STATS: Online Student Services Come of Age
From the Syllabus2005 Executive Summit Survey: Institutions leverage online
student services to foster community and value the customer.
ONE OF THE MAJOR THEMES explored this past summer at the Syllabus2005
Executive Summit (www.campus-
technology.com/summer2005) was “Students as Customers: Online Student Services.”
The report compiled for Executive Summit participants by Eduventures Inc. (www.eduventures.com)
includes the results of a survey of available research, along with selected
expert and participant commentary. The following is derived from that report.
Key Drivers of Online Student Services
Driving institutional interest in providing new
services is the increasing sensitivity to student expectations of a lifestyle
comparable to the ones they are familiar with as digital consumers. Simply put,
students’ experiences with the likes of Amazon.com and iTunes have conditioned
them to expect the same level of service from their institutions.
Strategic institutional goals. While online student services take many
forms and provide access to several types of services (e.g., registration, eCommerce,
and financial aid), student retention and student services are identified as
two of the truly high-impact areas for technology inside post-secondary institutions.
Those areas are undergoing fundamental changes as their operations and systems
shift from traditional, paper-based ones, to 24/7/365 availability. This shift
is often tightly linked to an institution’s strategic academic and economic
objectives; the goals are to provide value to students while also providing
institutions with the means to better shape admissions-yield demographics and
realize staff-productivity gains.
CRM and relationship management. A cornerstone of many institutions’
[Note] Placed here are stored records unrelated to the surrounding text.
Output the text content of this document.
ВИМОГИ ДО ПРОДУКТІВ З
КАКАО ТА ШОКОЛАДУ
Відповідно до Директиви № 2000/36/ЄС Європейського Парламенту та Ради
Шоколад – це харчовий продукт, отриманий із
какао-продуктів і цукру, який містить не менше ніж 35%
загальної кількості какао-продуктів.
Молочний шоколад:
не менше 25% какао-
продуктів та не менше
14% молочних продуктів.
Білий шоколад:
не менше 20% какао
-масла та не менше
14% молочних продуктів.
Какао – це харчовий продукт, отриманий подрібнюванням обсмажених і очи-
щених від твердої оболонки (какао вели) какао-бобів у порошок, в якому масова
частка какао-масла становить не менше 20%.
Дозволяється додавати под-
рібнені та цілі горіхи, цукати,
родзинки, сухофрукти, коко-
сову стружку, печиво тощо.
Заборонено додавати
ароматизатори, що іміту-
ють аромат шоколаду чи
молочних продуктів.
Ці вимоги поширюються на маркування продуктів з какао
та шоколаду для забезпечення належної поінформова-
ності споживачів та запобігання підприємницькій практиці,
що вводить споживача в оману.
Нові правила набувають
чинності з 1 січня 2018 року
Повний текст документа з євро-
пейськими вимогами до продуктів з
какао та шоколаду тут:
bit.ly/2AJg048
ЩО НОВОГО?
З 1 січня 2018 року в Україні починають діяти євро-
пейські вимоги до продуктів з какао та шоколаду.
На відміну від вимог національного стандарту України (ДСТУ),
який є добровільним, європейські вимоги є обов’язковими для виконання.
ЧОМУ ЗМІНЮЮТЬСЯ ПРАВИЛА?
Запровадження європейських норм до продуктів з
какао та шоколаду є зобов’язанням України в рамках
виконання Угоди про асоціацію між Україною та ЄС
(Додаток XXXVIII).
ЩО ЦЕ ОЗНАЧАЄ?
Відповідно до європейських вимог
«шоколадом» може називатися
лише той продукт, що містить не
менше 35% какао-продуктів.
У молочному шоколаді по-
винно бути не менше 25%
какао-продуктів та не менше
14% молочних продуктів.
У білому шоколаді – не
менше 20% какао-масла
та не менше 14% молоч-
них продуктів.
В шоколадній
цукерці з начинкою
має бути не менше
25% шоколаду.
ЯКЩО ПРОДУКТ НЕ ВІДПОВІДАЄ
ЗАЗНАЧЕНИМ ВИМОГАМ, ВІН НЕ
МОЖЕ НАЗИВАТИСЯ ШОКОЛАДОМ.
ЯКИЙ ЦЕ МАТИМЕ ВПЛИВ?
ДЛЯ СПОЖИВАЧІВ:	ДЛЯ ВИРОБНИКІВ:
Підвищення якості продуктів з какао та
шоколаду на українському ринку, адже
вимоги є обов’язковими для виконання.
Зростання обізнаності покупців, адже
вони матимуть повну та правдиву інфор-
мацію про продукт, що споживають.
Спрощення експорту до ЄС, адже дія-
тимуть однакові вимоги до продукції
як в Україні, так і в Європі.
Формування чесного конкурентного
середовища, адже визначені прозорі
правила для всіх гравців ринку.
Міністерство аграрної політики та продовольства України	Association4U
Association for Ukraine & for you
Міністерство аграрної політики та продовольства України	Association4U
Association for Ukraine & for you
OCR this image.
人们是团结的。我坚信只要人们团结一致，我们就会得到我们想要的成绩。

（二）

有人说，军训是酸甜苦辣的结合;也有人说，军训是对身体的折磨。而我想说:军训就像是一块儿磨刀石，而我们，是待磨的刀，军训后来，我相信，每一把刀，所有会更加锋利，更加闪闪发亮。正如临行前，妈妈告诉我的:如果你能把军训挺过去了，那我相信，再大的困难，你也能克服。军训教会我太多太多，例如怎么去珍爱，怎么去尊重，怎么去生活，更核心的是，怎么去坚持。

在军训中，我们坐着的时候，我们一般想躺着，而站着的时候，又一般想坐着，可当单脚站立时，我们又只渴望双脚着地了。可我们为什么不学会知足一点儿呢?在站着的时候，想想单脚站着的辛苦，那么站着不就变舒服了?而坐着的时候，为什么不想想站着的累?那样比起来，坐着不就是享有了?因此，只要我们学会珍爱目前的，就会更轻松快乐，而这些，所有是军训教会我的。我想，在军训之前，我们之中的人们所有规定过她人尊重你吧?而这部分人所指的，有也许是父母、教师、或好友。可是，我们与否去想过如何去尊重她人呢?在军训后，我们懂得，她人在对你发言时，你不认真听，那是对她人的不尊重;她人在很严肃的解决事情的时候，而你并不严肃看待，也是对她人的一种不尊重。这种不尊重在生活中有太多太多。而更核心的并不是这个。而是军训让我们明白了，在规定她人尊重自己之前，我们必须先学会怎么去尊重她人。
new approaches to customer service: maximizing the use of the latest customer/constituent
relationship management (CRM) technologies. Similar to CRM practices in the
commercial and corporate world, the move to online student CRM addresses the
economics that drive institutions, by quickly leveraging the student relationship
into an institutional commitment.
Student-Centered Recruitment/Admissions: Data Points
Enrollment management/recruitment systems represent the vanguard of a shift
toward relationship-based systems. “Increasing enrollment” ranked within the
top 10 institutional strategic objectives in a 2004 Eduventures survey, Higher
Education Survey on Leadership, Innovation, and Technology, with 64 percent
of senior administrators citing technology as contributing to the attainment
of these objectives. From a student lifecycle point of view, technology is increasingly
being used to facilitate relationship management. Web sites are a first point
of contact for many prospective students, as institutions move from using the
Internet as a supplemental means of offering institutional information, to the
primary mode. A March 2005 survey of 661 higher ed institutions by the National
Association for College Admission Counseling (NACAC State of College Admission;
www.nacac.com) found that
36 percent of students inquiring about application to the colleges and universities
surveyed use the Web or e-mail.
Applications only, or end-to-end? The admissions process is conducted
online to varying degrees across institutions, while the general trend is toward
end-to-end online capability. The December 2004 Campus Computing Project (below)
shows high numbers of admissions-related resources offered on college and university
Web sites. While there is little doubt that providing online access to admissions
and other services provides compelling value for institutions in terms of staff
productivity and competing for new students, students’ technology expectations
are paramount when it comes to delivering student services.